Advertisement
HABERLER ABONE OL

Hazine ve Maliye Bakanlığı son dönemde atılan adımlarla ilgili bir açıklama yaptı.

Açıklamada son dönemde, BDDK tarafından alınan; yurt dışı yerleşiklerle türev işlem gerçekleştiren bankalar ve finansal kuruluşlar dışındaki yurt içi yerleşik kişilere kullandırılacak ticari nakdi kredilere yüzde 500 risk ağırlığı getirilmesi, konut kredilerinde ve konut teminatlı kredilerde kredi değer oranının farklılaştırılması ve TL ticari kredilere getirilen Döviz varlığı üzerinden belirlenen koşulların 9 Haziran'da attığımız adımların devamı olduğu vurgulandı.

Bakanlık kredi piyasası gelişmelerine yönelik alınan bu tedbirlerin hem Türkiye ekonomi modeli çerçevesindeki selektif kredi yaklaşımını hem de finansal istikrarı destekler nitelikte olduğunu belirtti.

Açıklamada, "Tüm ekonomi kurumlarımızla birlikte ve eşgüdüm halinde birbirini tamamlayıcı ve finansal istikrarın güçlendirilmesine yönelik tedbirler alınmaya devam edilecektir." ifadeleri kullanıldı.

Bankacılık Düzenleme ve Denetleme Kurumu (BDDK), cuma günü açıkladığı kredi kullandırımı kararına ilişkin, "Bağımsız denetime tabi bir şirket olması, şirketin yabancı para (YP) nakdi varlıklarının TL karşılığının 15 milyon liranın üzerinde olması ve şirketin YP nakdi varlıkların TL karşılığının aktif toplamından veya son 1 yıllık net satış hasılatından büyük olanının yüzde 10'unu aşması... Herhangi bir şirketin karar kapsamına girebilmesi söz konusu 3 şartın hepsinin birden sağlanması gerekmektedir." açıklamasını yaptı.

BDDK'den yapılan açıklamada, daha önce bankalara, kredilerin amacına uygun olmayan işlemlerin gerçekleştirilmesinde kullanılmasının engellenmesi için azami özenin gösterilmesi yönünde talimatlar verildiği anımsatıldı.

Bazı şirketlerin, döviz borcu ya da döviz yükümlülüğü olmamasına hatta döviz pozisyon fazlası bulunmasına rağmen, TL kredi kullanarak döviz alımı gerçekleştirdikleri ve döviz pozisyonu tuttukları aktarılan açıklamada, "Yani üretime, istihdama, yatırıma gitmesi gereken uygun koşullu TL ticari kredi kaynakları, gerçek bir ihtiyaç olmadığı halde bazı şirketlerce döviz alımı amacıyla kullanılmaya devam etmektedir." ifadesi kullanıldı.

Açıklamada, bu itibarla finansal istikrarın güçlendirilmesi, kaynakların daha verimli ve üretken alanlarda kullanılarak kredi sisteminin etkin bir şekilde çalışması, kredilerin amacına matuf bir şekilde kullanılmasını sağlamak için gerekli görülen bir makro ihtiyati tedbir olarak cuma günü bir karar alındığı belirtilerek, şunlar kaydedildi:

"Kararın uygulanmasına ilişkin yaşanabilecek tereddütlerin giderilmesi bakımından bazı açıklamaların yapılmasında fayda görülmüştür.

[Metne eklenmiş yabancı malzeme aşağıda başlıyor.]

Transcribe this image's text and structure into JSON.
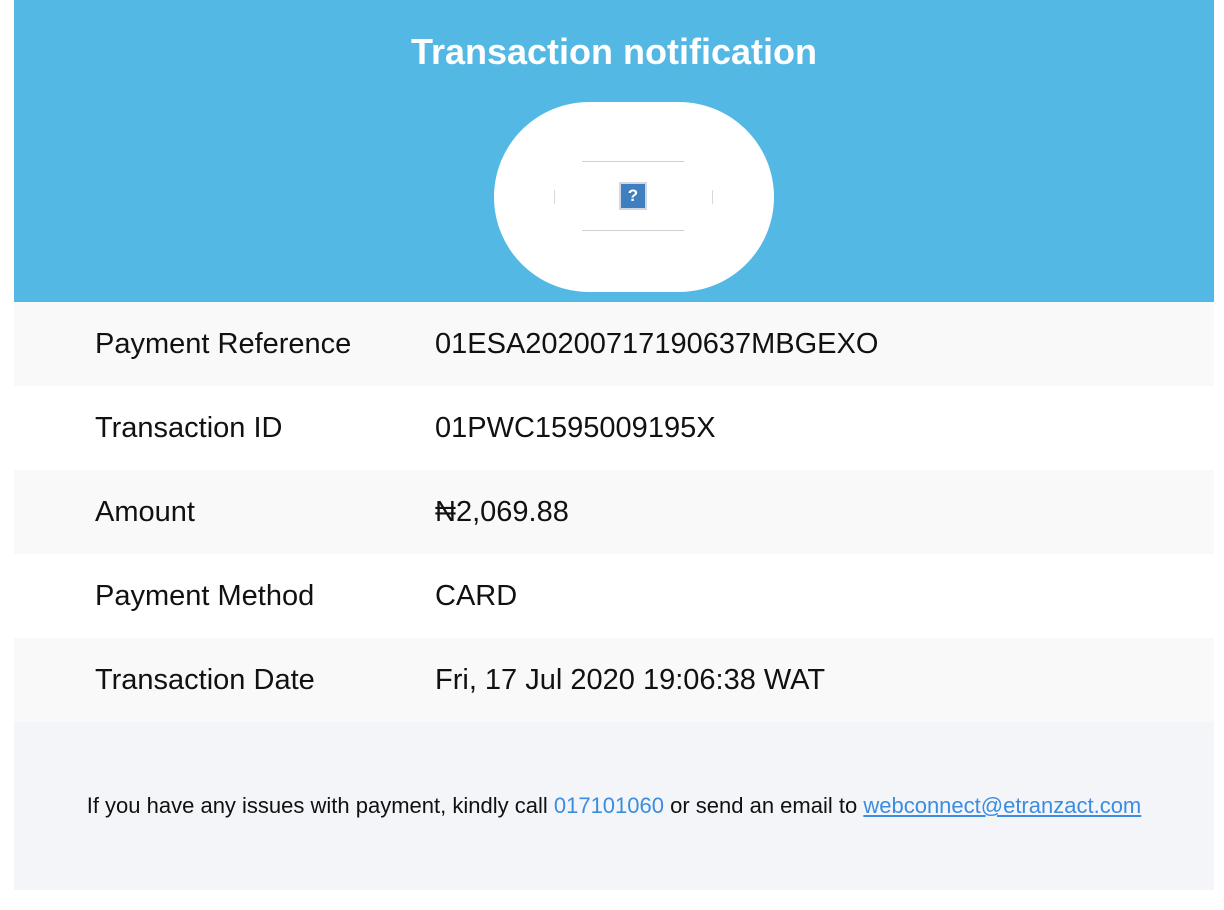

Bağımsız denetime tabi bir şirket olması, şirketin yabancı para (YP) nakdi varlıklarının (altın dahil, efektif döviz ile bankalardaki YP mevduatın) TL karşılığının 15 milyon liranın üzerinde olması ve şirketin YP nakdi varlıkların TL karşılığının aktif toplamından veya son 1 yıllık net satış hasılatından büyük olanının yüzde 10'unu aşması... Herhangi bir şirketin karar kapsamına girebilmesi söz konusu 3 şartın hepsinin birden sağlanması gerekmektedir. Diğer taraftan, söz konusu karar kapsamına gerçek kişiler ile gerçek kişi şirket ortakları da girmemektedir."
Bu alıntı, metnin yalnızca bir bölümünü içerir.